5. Health Certificate
A health certificate should accompany your pet. This should be in English, or at least have an English translation attached to it. It should detail the pet’s name, age, any vaccinations that it’s had, expiry dates of the vaccines and the manufacturer.

6. Arriving by Air
Pets arriving by air will be given a medical exam. Should they be unwell, further examination will be necessary at your expense. All pets entering the US must be collected by someone who is a US citizen or has legal resident status with a legitimate US address.

7. Kittens and Puppies
Puppies arriving from countries listed in number 2 above, must be at least 10 weeks old. Puppies arriving from other countries must be vaccinated against rabies at 3 months and then wait 30 days before transportation. Owners must be able to prove their puppy’s age. There are completely different rules for people importing puppies for resale. Kittens don’t need to be vaccinated against rabies but they should have a Health Certificate.

8. Banned Breeds
The United States doesn’t ban any breed of dog from entering the country, but some cities do, so check beforehand.

9. Other Pets
Rodents (including hamsters, guinea pigs and hamsters), rabbits, fish, amphibians and reptiles need a health certificate to be issued before travel.

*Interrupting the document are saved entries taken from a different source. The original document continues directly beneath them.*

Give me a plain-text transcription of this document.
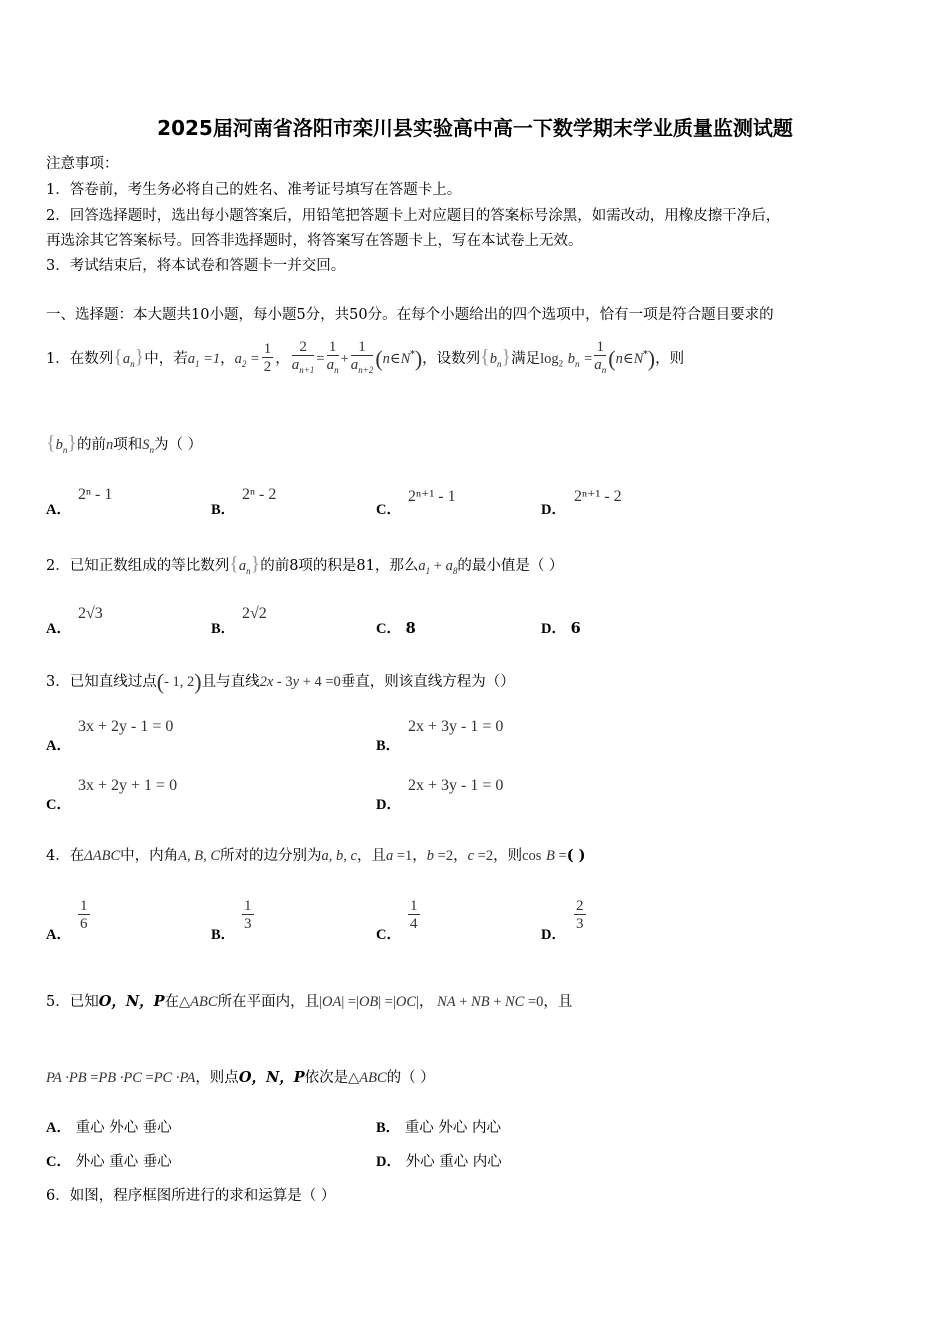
2025届河南省洛阳市栾川县实验高中高一下数学期末学业质量监测试题
注意事项：
1．答卷前，考生务必将自己的姓名、准考证号填写在答题卡上。
2．回答选择题时，选出每小题答案后，用铅笔把答题卡上对应题目的答案标号涂黑，如需改动，用橡皮擦干净后，
再选涂其它答案标号。回答非选择题时，将答案写在答题卡上，写在本试卷上无效。
3．考试结束后，将本试卷和答题卡一并交回。
一、选择题：本大题共10小题，每小题5分，共50分。在每个小题给出的四个选项中，恰有一项是符合题目要求的
1．在数列$\{a_n\}$中，若$a_1 =1$，$a_2 = \frac{1}{2}$ ， $\frac{2}{a_{n+1}} = \frac{1}{a_n} + \frac{1}{a_{n+2}}$ (n∈N*)，设数列$\{b_n\}$满足$\log_2 b_n = \frac{1}{a_n}$ (n∈N*)，则
$\{b_n\}$的前n项和$S_n$为（ ）
A．
2ⁿ - 1
B．
2ⁿ - 2
C．
2ⁿ⁺¹ - 1
D．
2ⁿ⁺¹ - 2
2．已知正数组成的等比数列$\{a_n\}$的前8项的积是81，那么$a_1 + a_8$的最小值是（ ）
A．
2√3
B．
2√2
C． 8	D． 6
3．已知直线过点(- 1, 2)且与直线2x - 3y + 4 =0垂直，则该直线方程为（）
A．
3x + 2y - 1 = 0
B．
2x + 3y - 1 = 0
C．
3x + 2y + 1 = 0
D．
2x + 3y - 1 = 0
4．在ΔABC中，内角A, B, C所对的边分别为a, b, c，且a =1，b =2，c =2，则cos B =( )
A．
$\frac{1}{6}$
B．
$\frac{1}{3}$
C．
$\frac{1}{4}$
D．
$\frac{2}{3}$
5．已知O，N，P在△ABC所在平面内，且|OA| =|OB| =|OC|， NA + NB + NC =0，且
PA ·PB =PB ·PC =PC ·PA，则点O，N，P依次是△ABC的（ ）
A． 重心 外心 垂心	B． 重心 外心 内心
C． 外心 重心 垂心	D． 外心 重心 内心
6．如图，程序框图所进行的求和运算是（ ）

Birds can only be brought into the States via New York and Miami and have to be quarantined for 30 days. Note, birds from the following countries will not be allowed into the United States: – Afghanistan, Albania, Azerbaijan, Bangladesh, Benin, Bhutan, Burkina Faso, Cambodia, Cameroon, Cambodia, China, Djibouti, Egypt, Ghana, Hong Kong, India, Indonesia, Iran, Iraq, Israel, Ivory Coast, Japan, Jordan, Kazakhstan, Korea, Kuwait, Laos, Lebanon, Libya, Macau, Malaysia, Myanmar, Nepal, Niger, Nigeria, Pakistan, Palestine, Romania, Russia, Saudi Arabia, South Africa, South Korea, South Sudan, Sudan, Taiwan, Thailand, Togo, Turkey, Ukraine and Vietnam.

Any pet which is protected by CITES, is subject to obtaining additional permits.